Pour avoir évoqué ces mêmes événements, six autres journalistes se retrouvent poursuivis pour sédition, une accusation qui peut leur valoir la prison à vie. On retrouve parmi eux deux directeurs d’édition de The Caravan, Vinod K. Jose et Anant Nath, ainsi que la journaliste et auteure Mrinal Pande, le rédacteur en chef de l’hebdomadaire National Herald Zafar Agha, l’éditorialiste Rajdeep Sardesai, et le dessinateur de presse Paresh Nath.
“Les autorités indiennes se sont lancées ces derniers jours dans une course contre la liberté de la presse qui place le pays sur la voie d’un inquiétant autoritarisme, déplore le responsable du bureau Asie-Pacifique de RSF, Daniel Bastard.
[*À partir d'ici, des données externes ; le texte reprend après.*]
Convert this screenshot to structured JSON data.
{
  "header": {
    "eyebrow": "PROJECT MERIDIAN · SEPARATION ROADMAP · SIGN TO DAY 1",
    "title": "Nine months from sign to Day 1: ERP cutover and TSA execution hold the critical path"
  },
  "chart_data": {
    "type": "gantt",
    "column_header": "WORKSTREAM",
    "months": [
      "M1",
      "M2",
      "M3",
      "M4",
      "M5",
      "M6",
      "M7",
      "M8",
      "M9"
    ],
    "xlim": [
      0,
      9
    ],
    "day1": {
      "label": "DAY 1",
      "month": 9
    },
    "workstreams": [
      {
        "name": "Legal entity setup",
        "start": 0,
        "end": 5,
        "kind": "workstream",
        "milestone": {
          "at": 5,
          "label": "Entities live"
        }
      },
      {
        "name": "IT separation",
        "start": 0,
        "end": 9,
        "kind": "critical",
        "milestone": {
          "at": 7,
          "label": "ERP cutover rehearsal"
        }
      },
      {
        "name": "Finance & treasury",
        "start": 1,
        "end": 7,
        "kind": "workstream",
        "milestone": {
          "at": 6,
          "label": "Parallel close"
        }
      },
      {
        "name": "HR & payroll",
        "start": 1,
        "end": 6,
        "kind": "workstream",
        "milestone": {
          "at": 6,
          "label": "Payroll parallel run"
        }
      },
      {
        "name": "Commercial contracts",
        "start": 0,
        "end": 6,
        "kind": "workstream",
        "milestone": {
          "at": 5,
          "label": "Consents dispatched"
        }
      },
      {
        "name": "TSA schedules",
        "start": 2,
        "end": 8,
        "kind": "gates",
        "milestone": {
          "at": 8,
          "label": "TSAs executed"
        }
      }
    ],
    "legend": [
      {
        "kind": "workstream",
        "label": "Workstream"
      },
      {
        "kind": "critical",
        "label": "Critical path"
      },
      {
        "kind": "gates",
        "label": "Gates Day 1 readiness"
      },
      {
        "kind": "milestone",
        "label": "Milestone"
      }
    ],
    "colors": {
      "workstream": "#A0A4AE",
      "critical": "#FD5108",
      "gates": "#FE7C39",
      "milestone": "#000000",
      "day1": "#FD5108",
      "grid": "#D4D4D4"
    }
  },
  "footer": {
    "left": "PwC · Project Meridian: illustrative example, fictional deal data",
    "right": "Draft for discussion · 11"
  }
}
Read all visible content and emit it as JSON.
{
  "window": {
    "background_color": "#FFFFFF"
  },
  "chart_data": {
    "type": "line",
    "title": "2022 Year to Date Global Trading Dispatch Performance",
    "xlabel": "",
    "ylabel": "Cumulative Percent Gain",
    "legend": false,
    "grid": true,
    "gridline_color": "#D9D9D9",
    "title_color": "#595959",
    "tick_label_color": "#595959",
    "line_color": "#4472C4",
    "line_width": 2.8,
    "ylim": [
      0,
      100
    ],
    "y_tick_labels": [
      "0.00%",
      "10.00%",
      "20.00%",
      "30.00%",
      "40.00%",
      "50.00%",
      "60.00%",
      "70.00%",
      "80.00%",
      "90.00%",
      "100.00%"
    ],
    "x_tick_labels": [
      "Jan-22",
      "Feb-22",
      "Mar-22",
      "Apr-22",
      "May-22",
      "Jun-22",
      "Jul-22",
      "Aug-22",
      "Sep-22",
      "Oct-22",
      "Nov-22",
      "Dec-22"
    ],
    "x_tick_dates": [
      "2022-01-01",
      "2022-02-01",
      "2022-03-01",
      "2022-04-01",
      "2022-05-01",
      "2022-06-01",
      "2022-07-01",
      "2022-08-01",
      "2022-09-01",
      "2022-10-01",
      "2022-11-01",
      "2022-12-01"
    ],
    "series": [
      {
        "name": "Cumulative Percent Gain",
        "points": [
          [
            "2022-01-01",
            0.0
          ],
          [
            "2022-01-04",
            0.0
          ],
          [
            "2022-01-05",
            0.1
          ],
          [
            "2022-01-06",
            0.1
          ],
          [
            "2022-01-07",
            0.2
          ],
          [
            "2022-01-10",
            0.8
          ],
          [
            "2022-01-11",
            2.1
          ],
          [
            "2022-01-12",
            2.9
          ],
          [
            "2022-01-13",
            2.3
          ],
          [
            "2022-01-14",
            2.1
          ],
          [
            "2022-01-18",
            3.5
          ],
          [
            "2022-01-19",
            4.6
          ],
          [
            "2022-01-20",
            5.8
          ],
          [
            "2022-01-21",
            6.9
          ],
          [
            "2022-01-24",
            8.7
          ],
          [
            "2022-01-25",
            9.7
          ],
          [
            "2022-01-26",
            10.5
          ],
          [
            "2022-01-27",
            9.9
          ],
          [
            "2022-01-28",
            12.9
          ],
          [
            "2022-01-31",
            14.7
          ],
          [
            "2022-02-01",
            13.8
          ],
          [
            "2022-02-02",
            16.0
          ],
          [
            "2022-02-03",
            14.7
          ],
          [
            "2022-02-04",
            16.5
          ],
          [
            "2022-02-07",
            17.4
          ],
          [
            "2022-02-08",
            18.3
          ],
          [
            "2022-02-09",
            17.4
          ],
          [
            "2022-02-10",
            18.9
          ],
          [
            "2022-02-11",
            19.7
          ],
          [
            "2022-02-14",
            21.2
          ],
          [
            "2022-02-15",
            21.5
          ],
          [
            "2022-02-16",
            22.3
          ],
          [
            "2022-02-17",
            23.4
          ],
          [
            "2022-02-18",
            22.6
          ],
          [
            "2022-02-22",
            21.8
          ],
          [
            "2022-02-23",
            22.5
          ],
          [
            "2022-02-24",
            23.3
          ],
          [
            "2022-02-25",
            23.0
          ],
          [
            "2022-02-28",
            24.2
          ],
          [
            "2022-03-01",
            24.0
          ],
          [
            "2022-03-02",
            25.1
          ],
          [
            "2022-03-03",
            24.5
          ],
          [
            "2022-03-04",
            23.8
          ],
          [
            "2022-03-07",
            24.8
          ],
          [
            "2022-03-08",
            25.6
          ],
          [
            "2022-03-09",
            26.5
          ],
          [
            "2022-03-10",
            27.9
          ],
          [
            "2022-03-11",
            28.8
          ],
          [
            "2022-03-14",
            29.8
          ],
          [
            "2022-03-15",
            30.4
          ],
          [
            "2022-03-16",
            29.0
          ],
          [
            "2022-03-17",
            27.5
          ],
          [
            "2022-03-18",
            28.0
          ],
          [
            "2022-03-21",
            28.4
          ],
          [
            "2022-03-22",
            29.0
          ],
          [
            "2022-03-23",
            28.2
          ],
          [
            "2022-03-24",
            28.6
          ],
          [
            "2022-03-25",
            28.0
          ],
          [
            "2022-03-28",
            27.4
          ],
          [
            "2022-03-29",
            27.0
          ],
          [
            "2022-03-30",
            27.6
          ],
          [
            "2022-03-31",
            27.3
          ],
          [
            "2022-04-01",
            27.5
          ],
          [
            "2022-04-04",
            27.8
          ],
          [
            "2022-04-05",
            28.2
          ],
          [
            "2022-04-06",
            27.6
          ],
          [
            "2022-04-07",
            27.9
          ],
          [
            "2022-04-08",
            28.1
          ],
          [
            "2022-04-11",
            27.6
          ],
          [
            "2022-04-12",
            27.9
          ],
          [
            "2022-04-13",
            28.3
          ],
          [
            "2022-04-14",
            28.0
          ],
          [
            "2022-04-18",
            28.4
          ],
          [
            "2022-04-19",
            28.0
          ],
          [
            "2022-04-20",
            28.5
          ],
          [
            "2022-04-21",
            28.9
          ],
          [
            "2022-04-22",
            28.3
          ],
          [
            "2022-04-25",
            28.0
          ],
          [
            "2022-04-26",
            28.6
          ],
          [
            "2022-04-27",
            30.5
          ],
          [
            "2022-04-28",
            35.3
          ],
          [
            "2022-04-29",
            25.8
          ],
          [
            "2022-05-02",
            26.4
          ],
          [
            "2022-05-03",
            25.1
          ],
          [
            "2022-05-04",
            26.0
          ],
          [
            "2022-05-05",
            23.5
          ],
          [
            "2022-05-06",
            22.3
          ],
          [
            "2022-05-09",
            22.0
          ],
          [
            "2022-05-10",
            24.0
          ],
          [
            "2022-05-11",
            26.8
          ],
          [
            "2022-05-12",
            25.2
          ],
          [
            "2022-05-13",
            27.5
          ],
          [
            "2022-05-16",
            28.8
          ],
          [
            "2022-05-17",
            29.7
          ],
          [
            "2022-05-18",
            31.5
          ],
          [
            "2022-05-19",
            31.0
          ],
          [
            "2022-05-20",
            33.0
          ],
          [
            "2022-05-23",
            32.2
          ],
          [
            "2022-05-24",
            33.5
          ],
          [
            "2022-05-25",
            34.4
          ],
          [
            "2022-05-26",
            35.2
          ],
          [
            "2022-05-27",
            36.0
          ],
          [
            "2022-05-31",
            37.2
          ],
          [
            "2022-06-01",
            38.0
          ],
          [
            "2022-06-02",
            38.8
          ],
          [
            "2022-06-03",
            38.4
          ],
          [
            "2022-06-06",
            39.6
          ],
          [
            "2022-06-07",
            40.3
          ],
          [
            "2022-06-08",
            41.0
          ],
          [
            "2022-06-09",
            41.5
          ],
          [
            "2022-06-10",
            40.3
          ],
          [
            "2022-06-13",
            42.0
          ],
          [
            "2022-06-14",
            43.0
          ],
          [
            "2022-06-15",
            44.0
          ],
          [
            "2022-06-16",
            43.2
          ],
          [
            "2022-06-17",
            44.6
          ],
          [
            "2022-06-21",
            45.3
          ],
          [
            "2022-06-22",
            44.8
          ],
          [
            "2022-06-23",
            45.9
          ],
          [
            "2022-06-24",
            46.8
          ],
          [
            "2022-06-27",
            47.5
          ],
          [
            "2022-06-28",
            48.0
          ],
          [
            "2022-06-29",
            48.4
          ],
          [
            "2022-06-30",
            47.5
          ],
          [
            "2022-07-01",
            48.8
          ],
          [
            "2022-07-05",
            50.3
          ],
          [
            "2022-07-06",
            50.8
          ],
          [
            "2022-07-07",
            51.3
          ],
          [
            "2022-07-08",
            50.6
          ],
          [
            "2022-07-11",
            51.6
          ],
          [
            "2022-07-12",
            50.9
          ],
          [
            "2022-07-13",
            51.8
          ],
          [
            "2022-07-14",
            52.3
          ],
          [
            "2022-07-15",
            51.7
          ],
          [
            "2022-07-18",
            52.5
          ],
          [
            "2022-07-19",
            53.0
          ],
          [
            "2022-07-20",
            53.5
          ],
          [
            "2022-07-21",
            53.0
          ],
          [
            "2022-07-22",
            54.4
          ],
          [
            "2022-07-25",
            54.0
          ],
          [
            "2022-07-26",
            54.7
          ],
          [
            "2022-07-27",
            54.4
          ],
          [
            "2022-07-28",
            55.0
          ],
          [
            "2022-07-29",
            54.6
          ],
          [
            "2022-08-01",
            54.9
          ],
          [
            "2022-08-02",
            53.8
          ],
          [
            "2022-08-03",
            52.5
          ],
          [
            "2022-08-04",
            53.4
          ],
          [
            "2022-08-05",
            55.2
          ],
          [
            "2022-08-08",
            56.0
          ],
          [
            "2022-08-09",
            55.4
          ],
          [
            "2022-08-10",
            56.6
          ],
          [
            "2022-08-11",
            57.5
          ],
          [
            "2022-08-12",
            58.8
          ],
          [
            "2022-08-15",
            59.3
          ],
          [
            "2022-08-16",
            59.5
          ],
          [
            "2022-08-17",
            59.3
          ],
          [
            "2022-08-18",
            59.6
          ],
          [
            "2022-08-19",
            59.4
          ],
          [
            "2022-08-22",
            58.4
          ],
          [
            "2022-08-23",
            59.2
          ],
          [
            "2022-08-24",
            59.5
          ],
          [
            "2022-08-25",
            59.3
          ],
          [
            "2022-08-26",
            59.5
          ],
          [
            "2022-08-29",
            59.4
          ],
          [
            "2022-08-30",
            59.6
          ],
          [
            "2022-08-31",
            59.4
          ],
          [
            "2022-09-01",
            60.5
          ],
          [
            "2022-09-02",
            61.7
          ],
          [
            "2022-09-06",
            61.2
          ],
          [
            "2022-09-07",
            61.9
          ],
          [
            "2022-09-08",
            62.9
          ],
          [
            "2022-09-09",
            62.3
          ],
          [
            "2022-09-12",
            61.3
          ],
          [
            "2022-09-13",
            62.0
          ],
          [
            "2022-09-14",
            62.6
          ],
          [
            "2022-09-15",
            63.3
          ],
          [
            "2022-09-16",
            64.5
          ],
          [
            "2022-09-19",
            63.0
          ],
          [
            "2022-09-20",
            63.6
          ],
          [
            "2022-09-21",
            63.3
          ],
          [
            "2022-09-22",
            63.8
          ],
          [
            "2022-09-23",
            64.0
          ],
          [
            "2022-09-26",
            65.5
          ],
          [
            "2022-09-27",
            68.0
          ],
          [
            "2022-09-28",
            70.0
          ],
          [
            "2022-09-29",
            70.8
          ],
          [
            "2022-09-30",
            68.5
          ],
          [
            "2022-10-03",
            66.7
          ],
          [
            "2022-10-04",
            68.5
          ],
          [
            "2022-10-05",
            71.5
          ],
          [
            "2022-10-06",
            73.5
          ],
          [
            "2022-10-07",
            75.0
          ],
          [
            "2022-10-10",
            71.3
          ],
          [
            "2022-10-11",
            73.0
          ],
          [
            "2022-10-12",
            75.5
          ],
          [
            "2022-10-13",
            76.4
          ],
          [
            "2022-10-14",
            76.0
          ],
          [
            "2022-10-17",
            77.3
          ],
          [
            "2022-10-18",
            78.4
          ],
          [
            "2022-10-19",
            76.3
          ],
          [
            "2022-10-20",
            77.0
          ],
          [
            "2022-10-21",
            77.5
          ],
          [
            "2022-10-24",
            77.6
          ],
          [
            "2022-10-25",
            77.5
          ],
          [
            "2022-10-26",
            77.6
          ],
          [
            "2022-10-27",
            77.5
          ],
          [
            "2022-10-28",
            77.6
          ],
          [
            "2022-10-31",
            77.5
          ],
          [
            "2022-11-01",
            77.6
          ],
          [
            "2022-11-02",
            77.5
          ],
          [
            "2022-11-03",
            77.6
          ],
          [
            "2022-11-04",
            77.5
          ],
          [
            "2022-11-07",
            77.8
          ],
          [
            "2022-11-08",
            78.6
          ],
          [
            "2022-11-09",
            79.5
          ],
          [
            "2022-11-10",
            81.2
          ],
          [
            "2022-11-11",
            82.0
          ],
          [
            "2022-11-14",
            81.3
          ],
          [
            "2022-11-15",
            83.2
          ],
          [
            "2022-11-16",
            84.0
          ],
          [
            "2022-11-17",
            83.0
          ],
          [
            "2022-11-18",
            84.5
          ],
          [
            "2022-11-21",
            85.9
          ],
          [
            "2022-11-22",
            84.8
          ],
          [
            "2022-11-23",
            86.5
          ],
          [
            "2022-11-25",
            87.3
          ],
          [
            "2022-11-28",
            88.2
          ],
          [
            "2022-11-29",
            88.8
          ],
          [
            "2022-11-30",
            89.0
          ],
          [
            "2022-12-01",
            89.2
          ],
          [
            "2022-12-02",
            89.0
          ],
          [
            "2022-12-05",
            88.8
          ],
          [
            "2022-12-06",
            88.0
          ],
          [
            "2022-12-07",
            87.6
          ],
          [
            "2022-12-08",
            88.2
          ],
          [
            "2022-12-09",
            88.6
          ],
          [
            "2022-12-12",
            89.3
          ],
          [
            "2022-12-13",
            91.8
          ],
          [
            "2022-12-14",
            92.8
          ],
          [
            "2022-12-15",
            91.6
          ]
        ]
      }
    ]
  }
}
Nous appelons le ministre de l’Intérieur Amit Shah à ordonner la libération de Mandeep Punia et l’abandon immédiat des charges absurdes qui pèsent contre les reporters qui ont tenté de couvrir les manifestations paysannes.”
Il y a un peu moins d’un an, RSF dénonçait les nombreuses atteintes à la liberté de la presse, permises notamment par une passivité complice des forces de police, lors de graves affrontements intercommunautaires qui avaient là aussi eu lieu en banlieue de New Delhi.
L’Inde se situe à la 142e place sur 180 pays dans le Classement mondial de la liberté de la presse établi par RSF.